ACETOGENIC AUTOTROPHY AND METABOLISM OF NICKEL

镍的乙酸自养和代谢

• 批准号: 3070796
• 负责人: HAROLD L DRAKE
• 金额: $ 5.12万
• 依托单位: UNIVERSITY OF MISSISSIPPI
• 依托单位国家: 美国
• 财政年份: 1986
• 资助国家: 美国
• 起止时间: 1986-09-01 至 1991-08-31
• 项目状态: 已结题
• 来源: https://reporter.nih.gov/project-details/3070796
• 关键词: Clostridium; bioenergetics; carbon; enteric bacteria; enzyme mechanism; metal metabolism; metalloproteins; microorganism culture; microorganism growth; microorganism metabolism; nickel; oxidoreductase; protein structure; radiotracer

Nickel is a biologically active trace metal important to mammalian health, as are numerous obligately anaerobic bacteria which inhabit the microintestinal environment. This study centers on further resolving (i) the biochemical/biological nature of nickel in acetogenic bacteria and (ii) the autotrophic metabolism of this biological group. Specifically, the biochemistry and physiological function of the nickel enzyme carbon monoxide dehydrogenase will be further resolved and acetogenic hydrogenase will be purified and characterized. The regulation and intracellular localization of autotrophic enzymes will be studied in effort to gain insights into their physiological roles. Antibodies (rabbit) against key catalysts may be used as specific probes to aid in this elucidation. 14C tracer and product profile analyses will be conducted to study whole cell carbon flow and energetics of autotrophic vs. heterotrophic growth. Additionally, studies on recently discovered nickel proteins will be initiated to ascertain their potential physiological functions. Defined minimal media developed for the cultivation of acetogenic bacteria will facilitate studies on acetogenic nickel transport and trace metal requirements. Since acetogens and most of their enzymes are extremely sensitive to oxidation, all cultivation, purification, and analytical procedures will be conducted under strict anaerobiosis.

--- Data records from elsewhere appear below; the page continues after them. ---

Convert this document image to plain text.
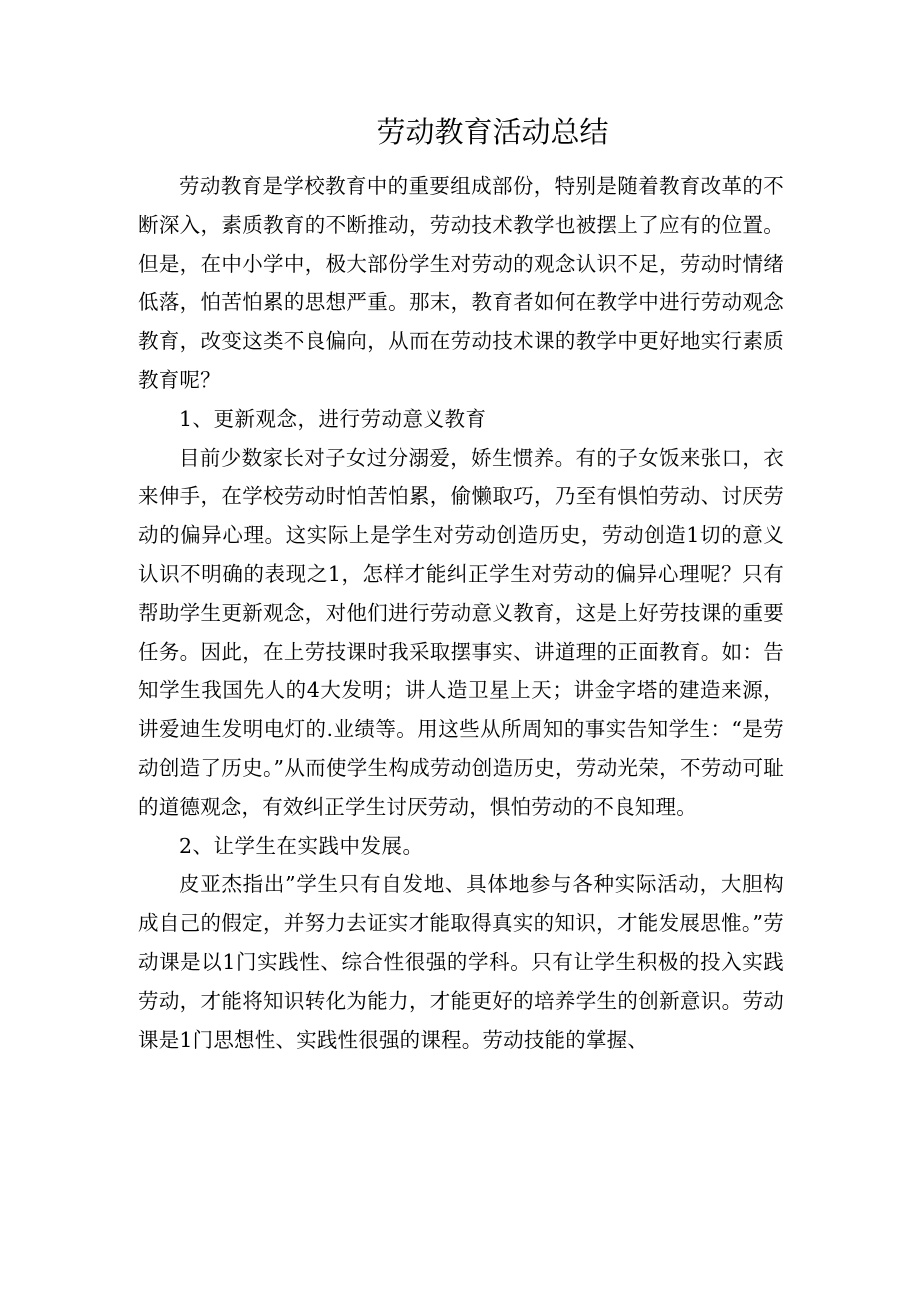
劳动教育活动总结

劳动教育是学校教育中的重要组成部份，特别是随着教育改革的不断深入，素质教育的不断推动，劳动技术教学也被摆上了应有的位置。但是，在中小学中，极大部份学生对劳动的观念认识不足，劳动时情绪低落，怕苦怕累的思想严重。那末，教育者如何在教学中进行劳动观念教育，改变这类不良偏向，从而在劳动技术课的教学中更好地实行素质教育呢？

1、更新观念，进行劳动意义教育

目前少数家长对子女过分溺爱，娇生惯养。有的子女饭来张口，衣来伸手，在学校劳动时怕苦怕累，偷懒取巧，乃至有惧怕劳动、讨厌劳动的偏异心理。这实际上是学生对劳动创造历史，劳动创造1切的意义认识不明确的表现之1，怎样才能纠正学生对劳动的偏异心理呢？只有帮助学生更新观念，对他们进行劳动意义教育，这是上好劳技课的重要任务。因此，在上劳技课时我采取摆事实、讲道理的正面教育。如：告知学生我国先人的4大发明；讲人造卫星上天；讲金字塔的建造来源，讲爱迪生发明电灯的.业绩等。用这些从所周知的事实告知学生：“是劳动创造了历史。”从而使学生构成劳动创造历史，劳动光荣，不劳动可耻的道德观念，有效纠正学生讨厌劳动，惧怕劳动的不良知理。

2、让学生在实践中发展。

皮亚杰指出”学生只有自发地、具体地参与各种实际活动，大胆构成自己的假定，并努力去证实才能取得真实的知识，才能发展思惟。”劳动课是以1门实践性、综合性很强的学科。只有让学生积极的投入实践劳动，才能将知识转化为能力，才能更好的培养学生的创新意识。劳动课是1门思想性、实践性很强的课程。劳动技能的掌握、
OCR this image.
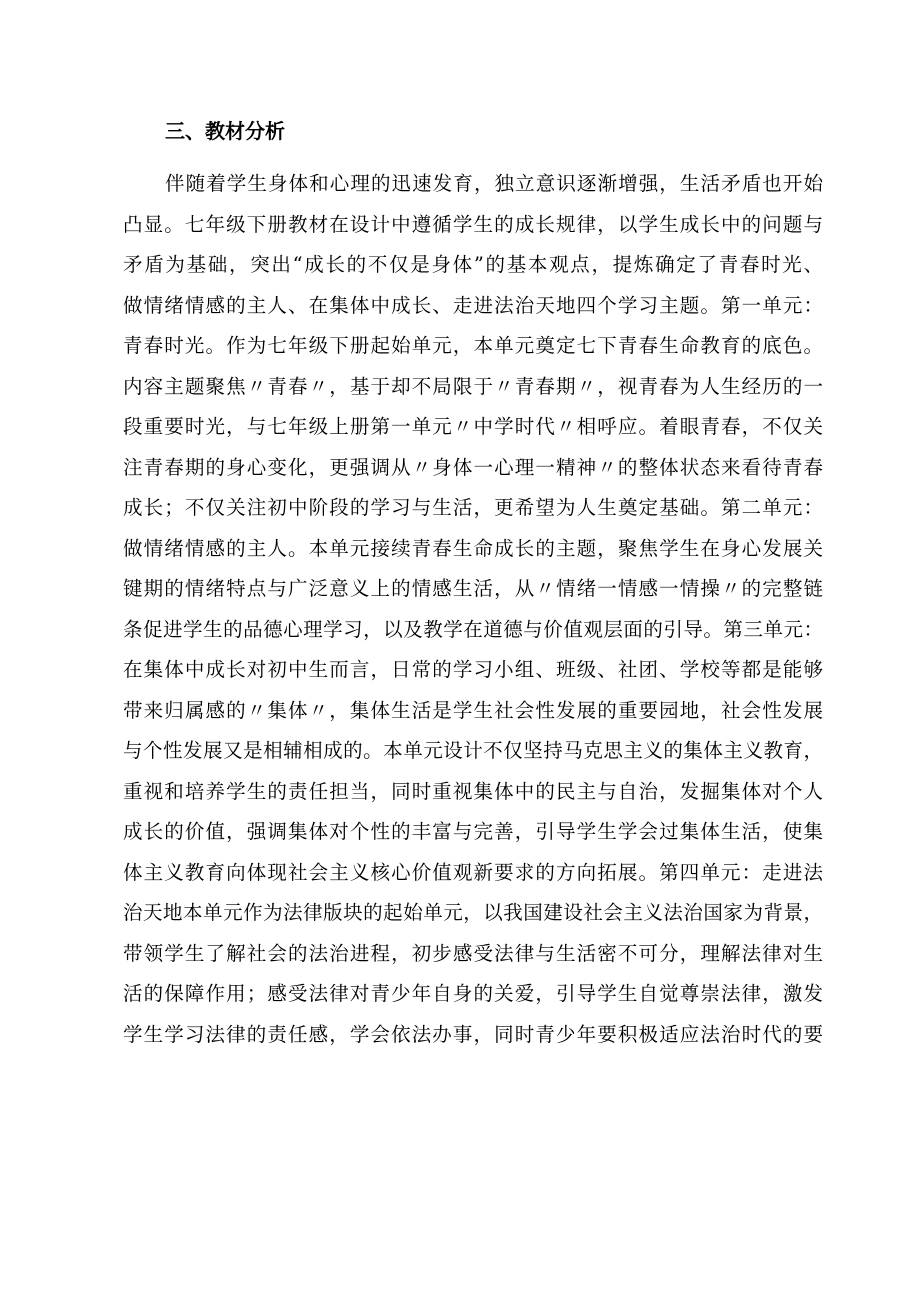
三、教材分析
伴随着学生身体和心理的迅速发育，独立意识逐渐增强，生活矛盾也开始
凸显。七年级下册教材在设计中遵循学生的成长规律，以学生成长中的问题与
矛盾为基础，突出“成长的不仅是身体”的基本观点，提炼确定了青春时光、
做情绪情感的主人、在集体中成长、走进法治天地四个学习主题。第一单元：
青春时光。作为七年级下册起始单元，本单元奠定七下青春生命教育的底色。
内容主题聚焦〃青春〃，基于却不局限于〃青春期〃，视青春为人生经历的一
段重要时光，与七年级上册第一单元〃中学时代〃相呼应。着眼青春，不仅关
注青春期的身心变化，更强调从〃身体一心理一精神〃的整体状态来看待青春
成长；不仅关注初中阶段的学习与生活，更希望为人生奠定基础。第二单元：
做情绪情感的主人。本单元接续青春生命成长的主题，聚焦学生在身心发展关
键期的情绪特点与广泛意义上的情感生活，从〃情绪一情感一情操〃的完整链
条促进学生的品德心理学习，以及教学在道德与价值观层面的引导。第三单元：
在集体中成长对初中生而言，日常的学习小组、班级、社团、学校等都是能够
带来归属感的〃集体〃，集体生活是学生社会性发展的重要园地，社会性发展
与个性发展又是相辅相成的。本单元设计不仅坚持马克思主义的集体主义教育，
重视和培养学生的责任担当，同时重视集体中的民主与自治，发掘集体对个人
成长的价值，强调集体对个性的丰富与完善，引导学生学会过集体生活，使集
体主义教育向体现社会主义核心价值观新要求的方向拓展。第四单元：走进法
治天地本单元作为法律版块的起始单元，以我国建设社会主义法治国家为背景，
带领学生了解社会的法治进程，初步感受法律与生活密不可分，理解法律对生
活的保障作用；感受法律对青少年自身的关爱，引导学生自觉尊崇法律，激发
学生学习法律的责任感，学会依法办事，同时青少年要积极适应法治时代的要
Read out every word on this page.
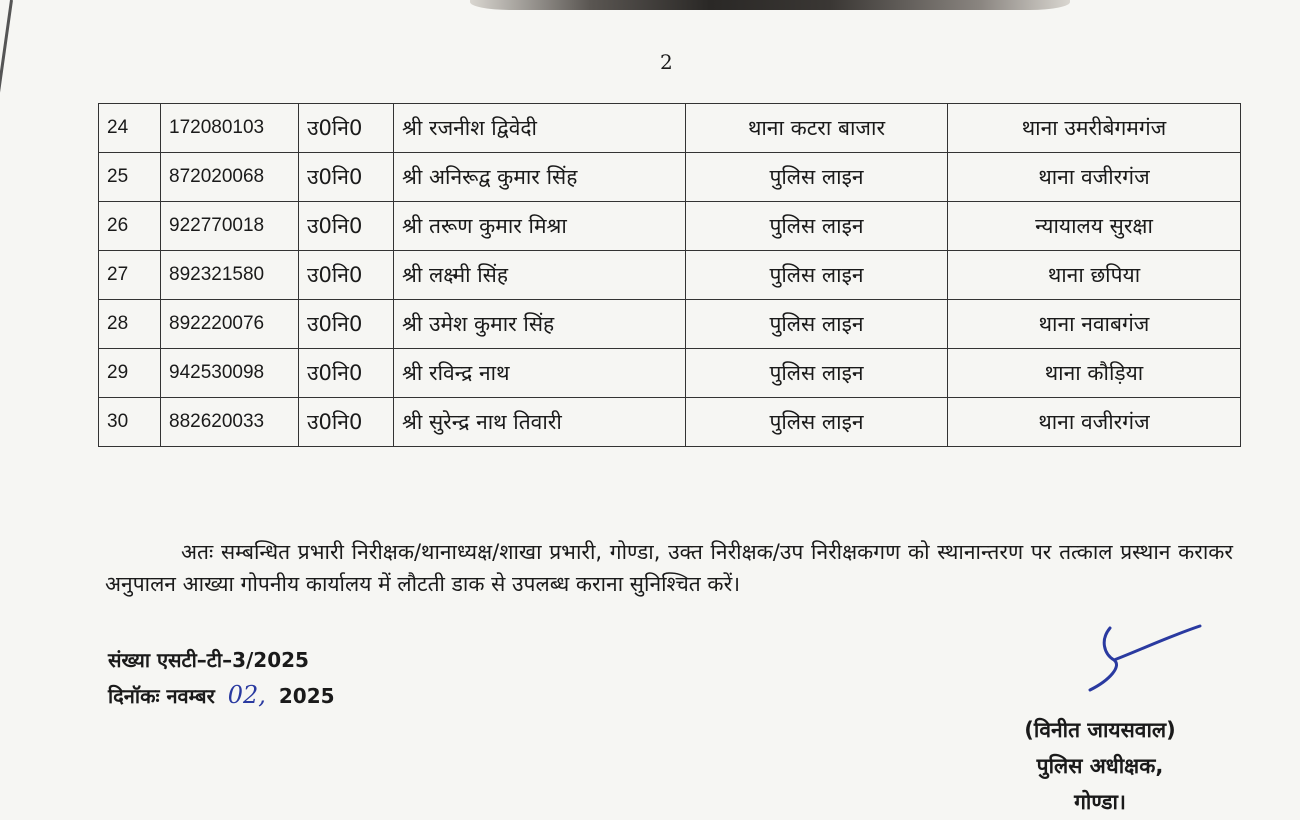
2
24	172080103	उ0नि0	श्री रजनीश द्विवेदी	थाना कटरा बाजार	थाना उमरीबेगमगंज
25	872020068	उ0नि0	श्री अनिरूद्व कुमार सिंह	पुलिस लाइन	थाना वजीरगंज
26	922770018	उ0नि0	श्री तरूण कुमार मिश्रा	पुलिस लाइन	न्यायालय सुरक्षा
27	892321580	उ0नि0	श्री लक्ष्मी सिंह	पुलिस लाइन	थाना छपिया
28	892220076	उ0नि0	श्री उमेश कुमार सिंह	पुलिस लाइन	थाना नवाबगंज
29	942530098	उ0नि0	श्री रविन्द्र नाथ	पुलिस लाइन	थाना कौड़िया
30	882620033	उ0नि0	श्री सुरेन्द्र नाथ तिवारी	पुलिस लाइन	थाना वजीरगंज
अतः सम्बन्धित प्रभारी निरीक्षक/थानाध्यक्ष/शाखा प्रभारी, गोण्डा, उक्त निरीक्षक/उप निरीक्षकगण को स्थानान्तरण पर तत्काल प्रस्थान कराकर अनुपालन आख्या गोपनीय कार्यालय में लौटती डाक से उपलब्ध कराना सुनिश्चित करें।
संख्या एसटी–टी–3/2025
दिनॉकः नवम्बर 02, 2025
(विनीत जायसवाल)
पुलिस अधीक्षक,
गोण्डा।
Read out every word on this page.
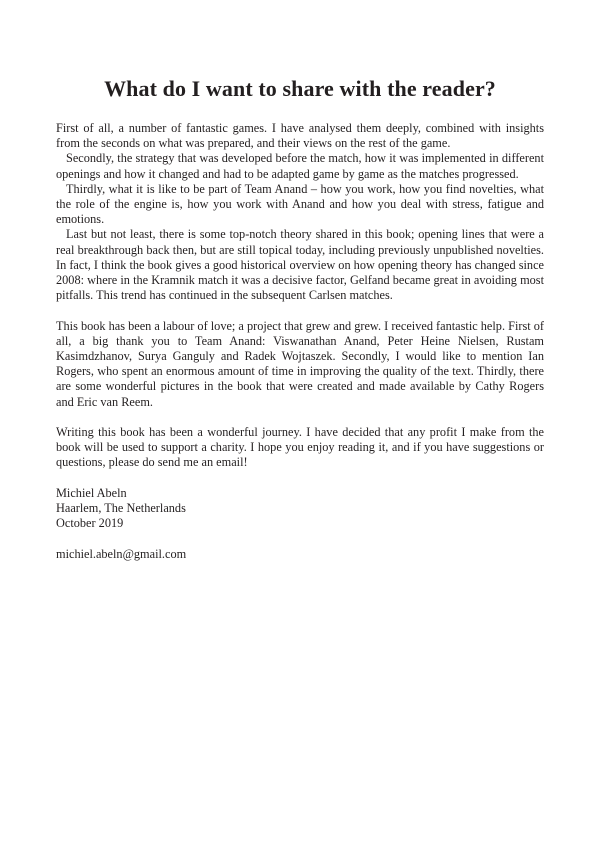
What do I want to share with the reader?

First of all, a number of fantastic games. I have analysed them deeply, combined with insights from the seconds on what was prepared, and their views on the rest of the game.

Secondly, the strategy that was developed before the match, how it was implemented in different openings and how it changed and had to be adapted game by game as the matches progressed.

Thirdly, what it is like to be part of Team Anand – how you work, how you find novelties, what the role of the engine is, how you work with Anand and how you deal with stress, fatigue and emotions.

Last but not least, there is some top-notch theory shared in this book; opening lines that were a real breakthrough back then, but are still topical today, including previously unpublished novelties. In fact, I think the book gives a good historical overview on how opening theory has changed since 2008: where in the Kramnik match it was a decisive factor, Gelfand became great in avoiding most pitfalls. This trend has continued in the subsequent Carlsen matches.

This book has been a labour of love; a project that grew and grew. I received fantastic help. First of all, a big thank you to Team Anand: Viswanathan Anand, Peter Heine Nielsen, Rustam Kasimdzhanov, Surya Ganguly and Radek Wojtaszek. Secondly, I would like to mention Ian Rogers, who spent an enormous amount of time in improving the quality of the text. Thirdly, there are some wonderful pictures in the book that were created and made available by Cathy Rogers and Eric van Reem.

Writing this book has been a wonderful journey. I have decided that any profit I make from the book will be used to support a charity. I hope you enjoy reading it, and if you have suggestions or questions, please do send me an email!

Michiel Abeln
Haarlem, The Netherlands
October 2019
michiel.abeln@gmail.com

镍是一种对哺乳动物健康很重要的生物活性微量金属， 因为有许多专性厌氧细菌， 肠道微环境 本研究的中心是进一步解决（i） 镍在产乙酸细菌中的生物化学/生物学性质，以及（ii） 这一生物群体的自养代谢。 具体而言是 镍酶碳的生理生化功能 一氧化脱氢酶将进一步解决和产乙酸氢化酶 将被净化和鉴定。 调节和细胞内 将研究自养酶的定位，以获得 深入了解他们的生理角色 抗关键抗体（兔） 催化剂可用作特异性探针以帮助这种阐明。 14c 将进行示踪剂和产物谱分析以研究全细胞 自养与异养生长的碳流和能量学。 此外，对最近发现的镍蛋白的研究将是 以确定其潜在的生理功能。 定义 为培养产乙酸细菌而开发的基本培养基将 促进产乙酸镍迁移和痕量金属的研究 要求. 由于产乙酸菌和它们的大多数酶都是极其 对氧化敏感，所有培养、纯化和分析 手术将在严格的厌氧条件下进行。